Bref comme souvent, on écorche toujours les mêmes, sous couvert d’aller à contre-courant. L’effet obtenu (outre l’impression qu’à moins d’être dresseur de berger allemand, je ne suis pas spécialement invitée à regarder la série) est juste de diminuer le niveau moyen du reste… qui, parce qu’il ne vole déjà pas bien haut, n’a pas besoin de ça.
On est ici dans l’extrême inverse de Car 54, Where Are You? dont on parlait ce midi. Or, il s’avère que mise face à un choix, je préfèrerais plus volontiers une vieillerie inoffensive et inégale mais accueillante et sincèrement drôle, à une comédie se voulant « politiquement incorrecte » mais sans imagination, brandissant son obscénité et son supposé anticonformisme comme une preuve essentielle de son humour.

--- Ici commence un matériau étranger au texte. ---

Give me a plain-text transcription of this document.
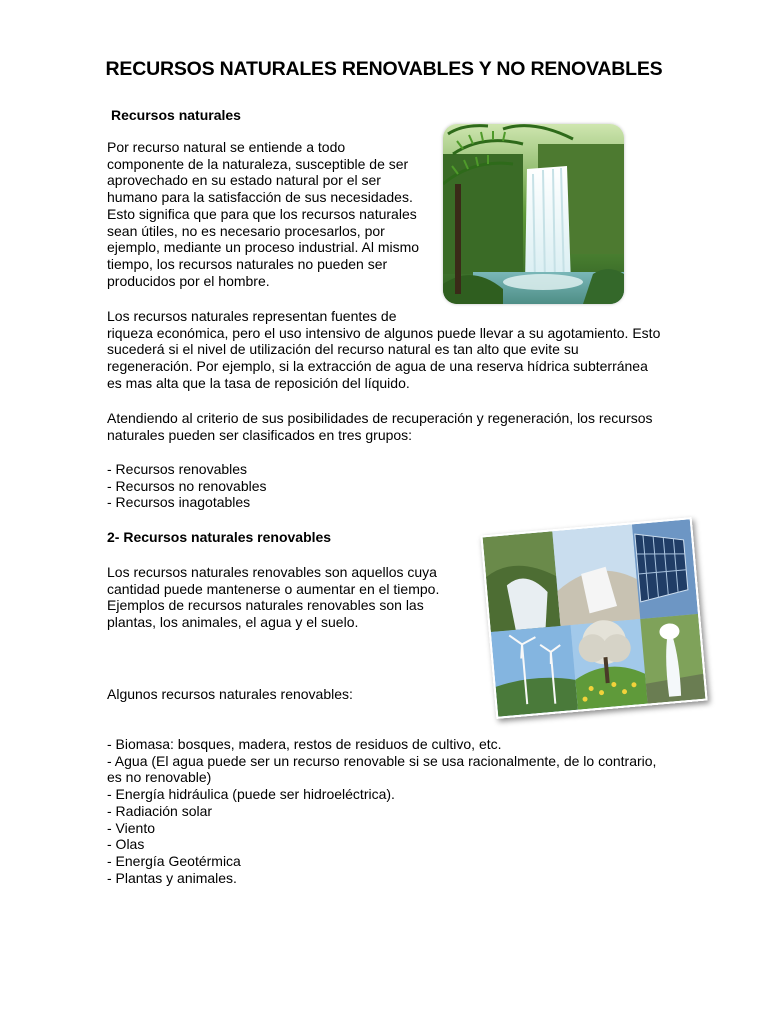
RECURSOS NATURALES RENOVABLES Y NO RENOVABLES
Recursos naturales

Por recurso natural se entiende a todo
componente de la naturaleza, susceptible de ser
aprovechado en su estado natural por el ser
humano para la satisfacción de sus necesidades.
Esto significa que para que los recursos naturales
sean útiles, no es necesario procesarlos, por
ejemplo, mediante un proceso industrial. Al mismo
tiempo, los recursos naturales no pueden ser
producidos por el hombre.

Los recursos naturales representan fuentes de
riqueza económica, pero el uso intensivo de algunos puede llevar a su agotamiento. Esto
sucederá si el nivel de utilización del recurso natural es tan alto que evite su
regeneración. Por ejemplo, si la extracción de agua de una reserva hídrica subterránea
es mas alta que la tasa de reposición del líquido.

Atendiendo al criterio de sus posibilidades de recuperación y regeneración, los recursos
naturales pueden ser clasificados en tres grupos:

- Recursos renovables
- Recursos no renovables
- Recursos inagotables
2- Recursos naturales renovables

Los recursos naturales renovables son aquellos cuya
cantidad puede mantenerse o aumentar en el tiempo.
Ejemplos de recursos naturales renovables son las
plantas, los animales, el agua y el suelo.

Algunos recursos naturales renovables:
- Biomasa: bosques, madera, restos de residuos de cultivo, etc.
- Agua (El agua puede ser un recurso renovable si se usa racionalmente, de lo contrario,
es no renovable)
- Energía hidráulica (puede ser hidroeléctrica).
- Radiación solar
- Viento
- Olas
- Energía Geotérmica
- Plantas y animales.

Reno 911! est à classer dans la même rubrique que Son of the Beach. Ce n’est pas tout-à-fait un compliment venant de moi ; pour d’autres, ce pourra être un argument-clé (…pour la plupart ça ne parlera pas du tout car Son of the Beach est au moins aussi célèbre que Reno 911!, je le reconnais !). Elle trouve plus largement sa place parmi les stoner comedies, où la récompense immédiate de voir quelque chose de grotesque à tout prix, et où la moquerie de catégories entières de population sans aucune réflexion sur ce qu’est vraiment une parodie, l’emportent sur les procédés comiques. Il s’avère que je ne fume pas les bonnes substances pour en apprécier le résultat. Si c’est votre cas, grand bien vous fasse, faites-vous plaisir.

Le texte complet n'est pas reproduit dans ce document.